Durch die Integration von Sicherheitsmerkmalen in den viel kleineren und einfacher zu schützenden Hypervisor-Architektur-Code entsteht eine sehr dichte Schutzmauer rund um die physischen Ressourcen im Rechenzentrum, die Hardware, Betriebssysteme, Anwendungen, Software-Hypervisor, Workloads und virtuelle Ressourcen, die in einer jetzt gesicherten Umgebung laufen, einschließt. Sie schafft ebenfalls sicheren Data-Pipes in einer virtualisierten Umgebung, indem Daten vor äußeren Bedrohungen oder internen Errors abgeschlossen und dabei überwacht werden. Damit werden auch Daten vor anderen Workloads und Anwendungen, die quer über das gleiche virtualisierte Rechenzentrum laufen, ferngehalten.
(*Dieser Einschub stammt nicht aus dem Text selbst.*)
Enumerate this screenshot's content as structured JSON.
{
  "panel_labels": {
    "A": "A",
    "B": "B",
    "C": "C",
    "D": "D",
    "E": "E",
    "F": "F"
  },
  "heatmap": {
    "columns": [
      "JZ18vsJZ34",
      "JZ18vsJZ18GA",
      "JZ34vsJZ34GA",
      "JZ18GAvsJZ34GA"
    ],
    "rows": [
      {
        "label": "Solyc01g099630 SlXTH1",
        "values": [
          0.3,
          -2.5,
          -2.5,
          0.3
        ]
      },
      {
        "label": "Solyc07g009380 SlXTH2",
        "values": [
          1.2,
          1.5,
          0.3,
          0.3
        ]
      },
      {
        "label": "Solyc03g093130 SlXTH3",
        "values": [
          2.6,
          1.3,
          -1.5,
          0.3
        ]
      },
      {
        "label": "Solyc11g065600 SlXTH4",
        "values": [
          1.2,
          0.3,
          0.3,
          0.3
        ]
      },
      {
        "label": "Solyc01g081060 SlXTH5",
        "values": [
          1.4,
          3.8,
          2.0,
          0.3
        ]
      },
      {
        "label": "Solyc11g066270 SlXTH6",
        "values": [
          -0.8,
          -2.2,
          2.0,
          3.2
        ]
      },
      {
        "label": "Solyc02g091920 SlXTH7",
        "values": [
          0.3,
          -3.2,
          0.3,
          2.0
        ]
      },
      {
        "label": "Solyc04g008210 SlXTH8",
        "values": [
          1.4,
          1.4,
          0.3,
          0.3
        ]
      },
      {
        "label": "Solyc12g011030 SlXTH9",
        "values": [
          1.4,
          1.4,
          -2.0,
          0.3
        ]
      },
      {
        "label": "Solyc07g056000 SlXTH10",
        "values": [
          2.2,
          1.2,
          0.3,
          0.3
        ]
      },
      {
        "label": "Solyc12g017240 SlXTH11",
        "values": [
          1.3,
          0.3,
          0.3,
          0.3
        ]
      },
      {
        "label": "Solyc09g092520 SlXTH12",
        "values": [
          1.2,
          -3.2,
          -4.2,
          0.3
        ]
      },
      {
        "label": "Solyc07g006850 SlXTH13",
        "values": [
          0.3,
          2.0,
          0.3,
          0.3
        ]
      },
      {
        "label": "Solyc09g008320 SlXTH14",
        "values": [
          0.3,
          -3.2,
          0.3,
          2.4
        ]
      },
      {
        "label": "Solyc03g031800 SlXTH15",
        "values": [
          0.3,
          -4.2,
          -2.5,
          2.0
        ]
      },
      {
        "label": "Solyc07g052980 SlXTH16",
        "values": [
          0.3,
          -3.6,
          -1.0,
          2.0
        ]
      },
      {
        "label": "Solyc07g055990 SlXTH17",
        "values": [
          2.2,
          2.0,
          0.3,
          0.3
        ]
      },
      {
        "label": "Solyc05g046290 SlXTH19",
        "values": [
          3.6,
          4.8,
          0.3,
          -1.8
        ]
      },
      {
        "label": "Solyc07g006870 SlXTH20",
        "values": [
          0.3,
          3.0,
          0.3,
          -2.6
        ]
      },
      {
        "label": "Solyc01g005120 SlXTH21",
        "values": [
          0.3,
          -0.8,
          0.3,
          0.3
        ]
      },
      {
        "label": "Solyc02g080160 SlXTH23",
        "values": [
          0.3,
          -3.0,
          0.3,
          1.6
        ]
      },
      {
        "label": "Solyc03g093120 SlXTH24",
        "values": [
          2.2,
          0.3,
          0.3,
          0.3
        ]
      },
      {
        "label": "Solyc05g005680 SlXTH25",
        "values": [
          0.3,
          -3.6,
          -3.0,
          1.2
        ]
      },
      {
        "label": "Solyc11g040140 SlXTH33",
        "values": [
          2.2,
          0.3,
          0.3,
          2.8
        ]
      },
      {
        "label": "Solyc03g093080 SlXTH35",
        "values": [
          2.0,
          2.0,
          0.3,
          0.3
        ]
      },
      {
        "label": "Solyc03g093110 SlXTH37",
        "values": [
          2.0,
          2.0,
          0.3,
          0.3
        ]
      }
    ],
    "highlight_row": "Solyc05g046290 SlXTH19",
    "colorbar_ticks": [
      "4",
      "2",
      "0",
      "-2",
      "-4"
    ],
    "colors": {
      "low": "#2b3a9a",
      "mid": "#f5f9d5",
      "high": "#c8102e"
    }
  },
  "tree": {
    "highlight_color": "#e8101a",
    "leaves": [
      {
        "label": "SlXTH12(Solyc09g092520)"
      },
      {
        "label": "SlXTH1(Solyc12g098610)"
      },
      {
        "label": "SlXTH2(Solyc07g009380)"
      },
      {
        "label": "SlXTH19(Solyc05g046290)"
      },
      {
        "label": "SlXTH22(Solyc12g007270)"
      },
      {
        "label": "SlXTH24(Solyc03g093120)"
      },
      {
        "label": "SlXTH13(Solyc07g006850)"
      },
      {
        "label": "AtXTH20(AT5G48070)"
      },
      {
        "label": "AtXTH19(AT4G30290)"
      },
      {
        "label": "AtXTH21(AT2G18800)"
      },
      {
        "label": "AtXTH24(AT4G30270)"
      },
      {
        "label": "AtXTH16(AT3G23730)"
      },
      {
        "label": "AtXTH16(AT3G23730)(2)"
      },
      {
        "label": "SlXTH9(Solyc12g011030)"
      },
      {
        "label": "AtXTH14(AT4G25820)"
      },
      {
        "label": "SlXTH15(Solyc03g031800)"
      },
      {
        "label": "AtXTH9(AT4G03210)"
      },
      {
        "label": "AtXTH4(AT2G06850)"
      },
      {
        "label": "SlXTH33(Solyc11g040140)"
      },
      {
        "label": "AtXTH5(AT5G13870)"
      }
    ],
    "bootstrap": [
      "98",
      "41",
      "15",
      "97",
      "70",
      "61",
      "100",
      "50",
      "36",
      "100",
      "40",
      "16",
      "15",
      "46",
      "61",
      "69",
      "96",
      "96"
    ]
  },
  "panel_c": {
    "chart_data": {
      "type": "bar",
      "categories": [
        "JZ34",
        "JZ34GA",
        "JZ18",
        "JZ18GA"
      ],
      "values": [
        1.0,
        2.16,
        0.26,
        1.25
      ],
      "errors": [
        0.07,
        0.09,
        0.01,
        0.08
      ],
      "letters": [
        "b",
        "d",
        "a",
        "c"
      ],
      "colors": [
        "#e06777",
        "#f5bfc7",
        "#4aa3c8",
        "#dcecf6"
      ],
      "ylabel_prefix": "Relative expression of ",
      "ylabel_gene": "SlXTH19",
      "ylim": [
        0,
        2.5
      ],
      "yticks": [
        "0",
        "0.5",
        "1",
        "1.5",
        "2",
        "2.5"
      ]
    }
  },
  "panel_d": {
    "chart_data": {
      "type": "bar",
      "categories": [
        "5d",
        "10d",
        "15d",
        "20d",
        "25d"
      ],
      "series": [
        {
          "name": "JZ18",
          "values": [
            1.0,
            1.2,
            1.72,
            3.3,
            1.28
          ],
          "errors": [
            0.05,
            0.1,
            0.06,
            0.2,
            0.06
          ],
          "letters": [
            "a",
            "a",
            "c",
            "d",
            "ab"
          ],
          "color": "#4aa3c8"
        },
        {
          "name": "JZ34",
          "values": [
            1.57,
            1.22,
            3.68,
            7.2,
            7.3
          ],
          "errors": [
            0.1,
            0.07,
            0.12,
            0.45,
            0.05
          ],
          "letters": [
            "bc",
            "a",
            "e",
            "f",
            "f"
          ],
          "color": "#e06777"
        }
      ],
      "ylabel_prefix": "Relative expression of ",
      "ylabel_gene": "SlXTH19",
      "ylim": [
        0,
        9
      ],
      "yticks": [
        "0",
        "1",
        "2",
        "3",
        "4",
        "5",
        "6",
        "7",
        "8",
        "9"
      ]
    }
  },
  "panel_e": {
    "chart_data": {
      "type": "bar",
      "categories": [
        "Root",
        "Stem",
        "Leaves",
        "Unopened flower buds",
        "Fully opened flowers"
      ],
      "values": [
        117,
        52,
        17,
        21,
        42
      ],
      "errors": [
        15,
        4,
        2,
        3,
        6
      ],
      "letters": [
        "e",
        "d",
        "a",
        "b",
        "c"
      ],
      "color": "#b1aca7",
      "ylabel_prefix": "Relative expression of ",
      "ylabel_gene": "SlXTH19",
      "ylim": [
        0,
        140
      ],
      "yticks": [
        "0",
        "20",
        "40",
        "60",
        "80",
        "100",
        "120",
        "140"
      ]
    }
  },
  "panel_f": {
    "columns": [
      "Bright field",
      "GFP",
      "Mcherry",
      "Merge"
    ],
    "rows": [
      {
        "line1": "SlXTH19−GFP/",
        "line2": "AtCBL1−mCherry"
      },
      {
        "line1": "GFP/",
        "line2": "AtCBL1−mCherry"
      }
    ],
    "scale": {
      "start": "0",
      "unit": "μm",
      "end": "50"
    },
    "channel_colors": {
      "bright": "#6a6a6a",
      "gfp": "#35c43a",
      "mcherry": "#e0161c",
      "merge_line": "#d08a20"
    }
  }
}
sHype arbeitet in Verbindung mit Hypervisorn, indem eine virtuelle Maschine etabliert wird, die als Rechenzentrumssicherheits-"Frontmann" fungiert.
Der Frontmann nützt voreingestellte Konfigurationen, Business Policies und Ausnahmen, die vom Kunden festgelegt werden, um die Daten des Rechenzentrums zu schützen. Er schafft dann automatisch Policies, die Workloads evaluieren, in ein Ranking sortieren und codieren; ebenso wie die phyischen und virtuellen Ressourcen, die benötigt werden, um die jeweilige Workload zu verarbeiten. Sind Workloads und Ressourcen einmal miteinander verbunden, ist die Integrität der Daten und Ressourcen gesichert und kann nun von den Hypervisorn besser verwaltet werden.